Obama begins historic visit to Cuba

3/22/16
 
   < < Go Back
 
from The Washington Post,
3/20/16:

President Obama arrived in Cuba on Sunday afternoon, a journey of only 90 miles from U.S. shores that took more than half a century to complete.

Stepping off Air Force One under drizzling skies, the president held an umbrella over his wife, Michelle, as he was greeted by senior Cuban officials.

The Obamas, including the president’s two daughters and his mother-in-law, were met on the tarmac by Bruno Rodríguez, Cuba’s foreign minister, and Josefina Vidal, the head of the U.S. section of Cuba’s Foreign Ministry, as well as Jeffrey DeLaurentis, the senior U.S. diplomat in Cuba. The official welcoming session will take place Monday morning when Obama meets with Cuban President Raúl Castro at the presidential palace.

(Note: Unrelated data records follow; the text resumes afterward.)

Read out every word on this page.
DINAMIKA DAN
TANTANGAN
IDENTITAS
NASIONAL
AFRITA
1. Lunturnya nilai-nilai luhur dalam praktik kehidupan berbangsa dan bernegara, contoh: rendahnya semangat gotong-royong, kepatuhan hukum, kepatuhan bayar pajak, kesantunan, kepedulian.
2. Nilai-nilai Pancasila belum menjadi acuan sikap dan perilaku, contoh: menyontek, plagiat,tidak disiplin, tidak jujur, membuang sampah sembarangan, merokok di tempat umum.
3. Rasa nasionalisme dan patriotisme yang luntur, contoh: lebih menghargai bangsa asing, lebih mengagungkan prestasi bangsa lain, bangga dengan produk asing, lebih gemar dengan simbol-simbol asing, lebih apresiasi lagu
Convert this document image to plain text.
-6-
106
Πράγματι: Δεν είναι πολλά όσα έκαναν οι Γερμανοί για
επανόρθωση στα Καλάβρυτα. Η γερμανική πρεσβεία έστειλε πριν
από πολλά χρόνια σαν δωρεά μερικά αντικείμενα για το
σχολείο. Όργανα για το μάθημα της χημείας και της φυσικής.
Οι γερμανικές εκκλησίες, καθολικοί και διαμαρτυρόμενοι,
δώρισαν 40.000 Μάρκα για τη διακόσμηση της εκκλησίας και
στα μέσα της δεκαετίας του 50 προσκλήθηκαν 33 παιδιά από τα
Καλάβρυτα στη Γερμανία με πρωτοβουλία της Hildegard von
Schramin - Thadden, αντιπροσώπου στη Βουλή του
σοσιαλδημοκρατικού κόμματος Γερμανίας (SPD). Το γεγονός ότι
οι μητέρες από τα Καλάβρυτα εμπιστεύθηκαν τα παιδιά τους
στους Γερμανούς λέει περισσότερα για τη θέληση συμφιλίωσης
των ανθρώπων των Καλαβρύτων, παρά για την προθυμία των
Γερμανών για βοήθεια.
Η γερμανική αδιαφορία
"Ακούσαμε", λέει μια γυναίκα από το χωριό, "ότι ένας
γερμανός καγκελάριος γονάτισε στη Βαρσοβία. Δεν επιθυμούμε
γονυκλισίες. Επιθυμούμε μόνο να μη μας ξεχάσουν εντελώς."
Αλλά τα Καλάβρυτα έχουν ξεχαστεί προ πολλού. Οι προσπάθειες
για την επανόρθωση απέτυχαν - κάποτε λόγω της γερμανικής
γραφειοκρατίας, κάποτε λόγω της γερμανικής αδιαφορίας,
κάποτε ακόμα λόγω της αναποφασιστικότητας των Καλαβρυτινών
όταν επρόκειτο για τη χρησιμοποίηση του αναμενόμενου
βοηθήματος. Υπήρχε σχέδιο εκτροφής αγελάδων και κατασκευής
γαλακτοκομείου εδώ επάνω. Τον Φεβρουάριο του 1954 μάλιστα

Obama’s trip here — the first by a sitting U.S. president since 1928 — comes amid high anticipation and anxiety on the island within both the Communist government and its political opposition. The government hopes the two-day visit will allow it to reap benefits without ceding control, while dissidents on the island want it to speed the pace of change.

An affirmation of his larger foreign policy vision, Obama hopes that reaching out to Cuba will encourage a generational evolution in one of the United States’ most bitter and long-standing adversaries. Just hours before his arrival, there were familiar signs that change will not come easily.

The Obama administration “knows that Fidel Castro is about to turn 90,” and that Raúl is only a few years behind, said Guillermo Fariñas, head of the United Anti-Totalitarian Forum. “A new generation is coming, with ever less moral authority” to claim it is promoting a popular revolution that took place long before most Cubans were born.

Raúl Castro has said he will step down in 2018.